When initializing an overly large unsafe array via UnsafeArrayWriter#initialize, BufferHolder#grow may report an error message with a negative size, e.g.:
java.lang.IllegalArgumentException: Cannot grow BufferHolder by size -2115263656 because the size is negative
(Note: This is not related to SPARK-39608, as far as I can tell, despite having the same symptom).
When calculating the initial size in bytes needed for the array, UnsafeArrayWriter#initialize uses an int expression, which can overflow. The initialize method then passes the negative size to BufferHolder#grow, which complains about the negative size.

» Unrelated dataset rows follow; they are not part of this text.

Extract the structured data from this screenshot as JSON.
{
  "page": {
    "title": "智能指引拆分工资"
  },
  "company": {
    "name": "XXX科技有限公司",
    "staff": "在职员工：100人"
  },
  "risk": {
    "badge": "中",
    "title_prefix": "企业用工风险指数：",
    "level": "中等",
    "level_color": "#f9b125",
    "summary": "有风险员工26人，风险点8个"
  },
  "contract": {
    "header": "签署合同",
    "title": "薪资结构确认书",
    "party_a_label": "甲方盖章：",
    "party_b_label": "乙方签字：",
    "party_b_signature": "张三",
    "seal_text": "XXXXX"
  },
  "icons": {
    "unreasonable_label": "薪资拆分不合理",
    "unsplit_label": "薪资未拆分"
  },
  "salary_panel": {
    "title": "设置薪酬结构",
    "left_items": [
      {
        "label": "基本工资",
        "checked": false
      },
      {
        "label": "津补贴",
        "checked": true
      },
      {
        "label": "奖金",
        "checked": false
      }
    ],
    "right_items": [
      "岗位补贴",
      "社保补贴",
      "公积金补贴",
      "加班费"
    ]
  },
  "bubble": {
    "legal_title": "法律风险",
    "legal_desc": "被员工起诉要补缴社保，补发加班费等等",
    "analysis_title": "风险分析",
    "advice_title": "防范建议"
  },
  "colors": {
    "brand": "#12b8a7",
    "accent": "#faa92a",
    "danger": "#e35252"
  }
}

Example (the following will run just fine on a 16GB laptop, despite the large driver size setting):
bin/spark-sql --driver-memory 22g --master "local[1]" create or replace temp view data1 as select 0 as key, id as val from range(0, 268271216); create or replace temp view data2 as select key as lkey, collect_list(val) as bigarray from data1 group by key; -- the below cache forces Spark to create unsafe rows cache lazy table data2; select count(*) from data2;
After a few minutes, BufferHolder#grow will throw the following exception:
java.lang.IllegalArgumentException: Cannot grow BufferHolder by size -2115263656 because the size is negative at org.apache.spark.sql.catalyst.expressions.codegen.BufferHolder.grow( at org.apache.spark.sql.catalyst.expressions.codegen.UnsafeArrayWriter.initialize( at org.apache.spark.sql.catalyst.expressions.GeneratedClass$SpecificUnsafeProjection.apply(Unknown Source) at org.apache.spark.sql.catalyst.expressions.aggregate.Collect.serialize(collect.scala:73) at org.apache.spark.sql.catalyst.expressions.aggregate.Collect.serialize(collect.scala:37)
This query was going to fail anyway, but the message makes it looks like a bug in Spark rather than a user problem. UnsafeArrayWriter#initialize should calculate using a long expression and fail if the size exceeds Integer.MAX_VALUE, showing the actual initial size in the error message.